堂ヶ島マリンが運航する「洞くつめぐり遊覧船」では、複雑で起伏に富んだリアス式海岸と点在する岩礁や島々を縫うように進み、神秘の洞窟「天窓洞」へと向かう冒険が楽しめます。約20分のコースは、絶景とスリルがいっぱい!
西伊豆の海をもっと満喫したい人には「クルージングコース」がオススメ。なかでも「千貫門クルーズ」は、西伊豆で一番変化に富んだ海岸線を周遊する50分のコースで、千貫門・赤壁・観音島など見どころたっぷり。天気がよければ、海から富士山を観られることも!

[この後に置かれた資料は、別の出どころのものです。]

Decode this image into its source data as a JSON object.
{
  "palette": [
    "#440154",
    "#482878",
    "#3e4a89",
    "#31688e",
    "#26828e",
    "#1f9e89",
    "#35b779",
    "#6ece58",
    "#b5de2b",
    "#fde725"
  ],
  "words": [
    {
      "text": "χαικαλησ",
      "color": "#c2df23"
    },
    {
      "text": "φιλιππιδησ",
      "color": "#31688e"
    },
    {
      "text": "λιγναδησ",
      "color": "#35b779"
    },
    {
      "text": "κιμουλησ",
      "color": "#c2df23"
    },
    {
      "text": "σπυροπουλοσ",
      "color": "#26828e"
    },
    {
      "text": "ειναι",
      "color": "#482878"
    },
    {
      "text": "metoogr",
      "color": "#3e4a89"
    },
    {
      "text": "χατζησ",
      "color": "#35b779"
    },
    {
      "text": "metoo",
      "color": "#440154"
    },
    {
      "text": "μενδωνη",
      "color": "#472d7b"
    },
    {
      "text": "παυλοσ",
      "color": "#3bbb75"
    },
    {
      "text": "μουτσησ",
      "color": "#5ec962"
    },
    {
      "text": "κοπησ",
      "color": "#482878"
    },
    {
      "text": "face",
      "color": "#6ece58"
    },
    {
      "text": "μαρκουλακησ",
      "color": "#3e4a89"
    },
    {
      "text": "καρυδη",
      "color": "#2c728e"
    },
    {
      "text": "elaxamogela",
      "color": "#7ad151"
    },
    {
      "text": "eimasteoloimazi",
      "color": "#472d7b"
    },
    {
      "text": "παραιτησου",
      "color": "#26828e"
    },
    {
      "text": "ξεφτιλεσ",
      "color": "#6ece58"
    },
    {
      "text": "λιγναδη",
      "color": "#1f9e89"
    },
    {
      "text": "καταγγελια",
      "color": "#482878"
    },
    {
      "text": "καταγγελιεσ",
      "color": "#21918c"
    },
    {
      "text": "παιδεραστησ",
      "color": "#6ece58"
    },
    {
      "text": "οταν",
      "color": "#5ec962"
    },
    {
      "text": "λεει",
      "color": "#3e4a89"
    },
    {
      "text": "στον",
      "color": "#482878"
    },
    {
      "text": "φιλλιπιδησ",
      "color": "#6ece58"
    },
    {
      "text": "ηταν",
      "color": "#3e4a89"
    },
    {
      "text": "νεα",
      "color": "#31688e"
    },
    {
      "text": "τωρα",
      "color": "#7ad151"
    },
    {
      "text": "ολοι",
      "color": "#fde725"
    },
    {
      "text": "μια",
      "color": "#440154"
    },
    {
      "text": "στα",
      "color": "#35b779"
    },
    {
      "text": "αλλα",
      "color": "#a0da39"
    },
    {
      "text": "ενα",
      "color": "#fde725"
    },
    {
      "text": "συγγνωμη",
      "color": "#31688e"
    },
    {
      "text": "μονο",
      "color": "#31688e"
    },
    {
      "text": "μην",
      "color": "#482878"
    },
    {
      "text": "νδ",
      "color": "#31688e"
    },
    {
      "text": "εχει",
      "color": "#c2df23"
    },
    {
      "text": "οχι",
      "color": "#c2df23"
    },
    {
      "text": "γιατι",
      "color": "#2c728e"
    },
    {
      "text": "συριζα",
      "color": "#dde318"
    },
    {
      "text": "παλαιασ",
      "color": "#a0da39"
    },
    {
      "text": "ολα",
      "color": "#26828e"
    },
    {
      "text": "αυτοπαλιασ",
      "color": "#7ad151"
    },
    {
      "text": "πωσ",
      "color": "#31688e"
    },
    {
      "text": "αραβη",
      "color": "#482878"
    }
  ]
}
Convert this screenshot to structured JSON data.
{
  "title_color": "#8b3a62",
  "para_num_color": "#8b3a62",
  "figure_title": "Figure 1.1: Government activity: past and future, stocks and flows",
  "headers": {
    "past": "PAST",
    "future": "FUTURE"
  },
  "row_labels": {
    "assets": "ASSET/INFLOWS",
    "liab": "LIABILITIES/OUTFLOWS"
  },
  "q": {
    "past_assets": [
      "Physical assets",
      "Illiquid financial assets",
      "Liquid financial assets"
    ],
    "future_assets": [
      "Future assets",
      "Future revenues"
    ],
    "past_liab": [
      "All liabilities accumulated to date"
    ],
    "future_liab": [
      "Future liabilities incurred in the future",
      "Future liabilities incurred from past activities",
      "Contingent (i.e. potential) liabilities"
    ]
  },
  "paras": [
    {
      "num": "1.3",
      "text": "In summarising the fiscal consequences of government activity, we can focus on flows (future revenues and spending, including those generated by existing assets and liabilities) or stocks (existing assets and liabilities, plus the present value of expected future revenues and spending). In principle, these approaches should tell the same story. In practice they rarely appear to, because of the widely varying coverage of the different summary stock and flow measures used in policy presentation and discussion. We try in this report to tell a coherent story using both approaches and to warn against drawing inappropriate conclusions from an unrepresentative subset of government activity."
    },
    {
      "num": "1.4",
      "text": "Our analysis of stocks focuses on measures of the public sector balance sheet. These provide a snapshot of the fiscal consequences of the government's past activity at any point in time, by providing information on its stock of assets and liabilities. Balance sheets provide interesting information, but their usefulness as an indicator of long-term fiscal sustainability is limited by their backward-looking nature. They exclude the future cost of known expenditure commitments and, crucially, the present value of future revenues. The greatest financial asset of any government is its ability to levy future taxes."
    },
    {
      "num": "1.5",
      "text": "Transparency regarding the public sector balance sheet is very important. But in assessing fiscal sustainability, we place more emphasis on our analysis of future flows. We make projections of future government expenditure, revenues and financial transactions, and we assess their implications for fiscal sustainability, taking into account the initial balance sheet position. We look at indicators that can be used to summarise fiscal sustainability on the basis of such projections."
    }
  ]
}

もちろん全てのコースで「天窓洞」に立ち寄ります。また、堂ヶ島公園にある西伊豆歩道では、地上から「天窓洞」の入り口を見たり、「天窓」を上から覗き込んだりすることもできるそう。海と陸、それぞれの視点から洞窟を見てみるのも楽しいかもしれませんね!
■洞くつめぐり遊覧船
料金:洞くつめぐり遊覧船 大人1,200 円/子供600 円
堂ヶ島クルーズ 大人1,700 円/子供850 円
千貫門クルーズ 大人2,300円/子供1,150 円
ジオサイトクルーズ 大人1,900 円/子供1,100 円
運行期間:4月上旬〜11月下旬。
洞窟やトンネルなど非日常的なスポットでの冒険には、神秘的な光景とロマンがいっぱいにつまっています。子どもの好奇心をかき立てること間違いなしの「プチ冒険」に出かけてみてはいかがでしょうか?